Euclid's Elements: Book I: Proposition 28

Proposition 28: If a straight line falling on two straight lines make the exterior angle equal to the interior and opposite angle on the same side, or the interior angles on the same side equal to two right angles, the straight lines will be parallel to one another.

For let the straight line EF falling on the two straight lines AB, CD make the exterior angle EGB equal to the interior and opposite angle GHD, or the interior angles on the same side, namely BGH, GHD, equal to two right angles;

I say that AB is parallel to CD.

For, since the angle EGB is equal to the angle GHD, while the angle EGB is equal to the angle AGH, I. 15 the angle AGH is also equal to the angle GHD; and they are alternate; therefore AB is parallel to CD. I. 27

Again, since the angles BGH, GHD are equal to two right angles, and the angles AGH, BGH are also equal to two right angles, I. 13 the angles AGH, BGH are equal to the angles BGH, GHD.

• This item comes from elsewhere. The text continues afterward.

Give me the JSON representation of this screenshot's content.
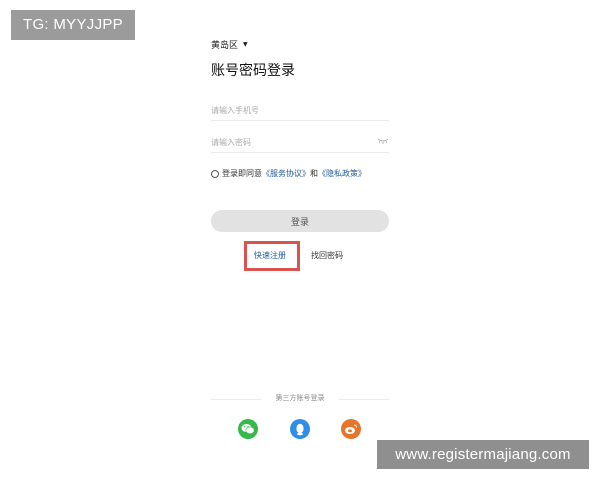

Let the angle BGH be subtracted from each; therefore the remaining angle AGH is equal to the remaining angle GHD; and they are alternate;

Therefore AB is parallel to CD. I. 27

Therefore etc.

Euclid's Elements: Book I
< Proposition 27 | Proposition 28 | Proposition 29 >

```                       E
/
d   /  a
A ------------------G------------- B
c   /  b
/
/
h   /   e
C -------------H------------------ D
g   /   f
/
F
```

Claim:
If a = e, then AB parallel to CD.

Proof:
a = e is given.
a = c by proposition 15.
Hence e = c.
AB parallel to CD by proposition 27.
This completes the proof.

This is the last of the 28 propositions that do not depend on the parallel postulate in Euclid's Elements. Hence it is one of the postulates that holds for non-euclidian geometries also.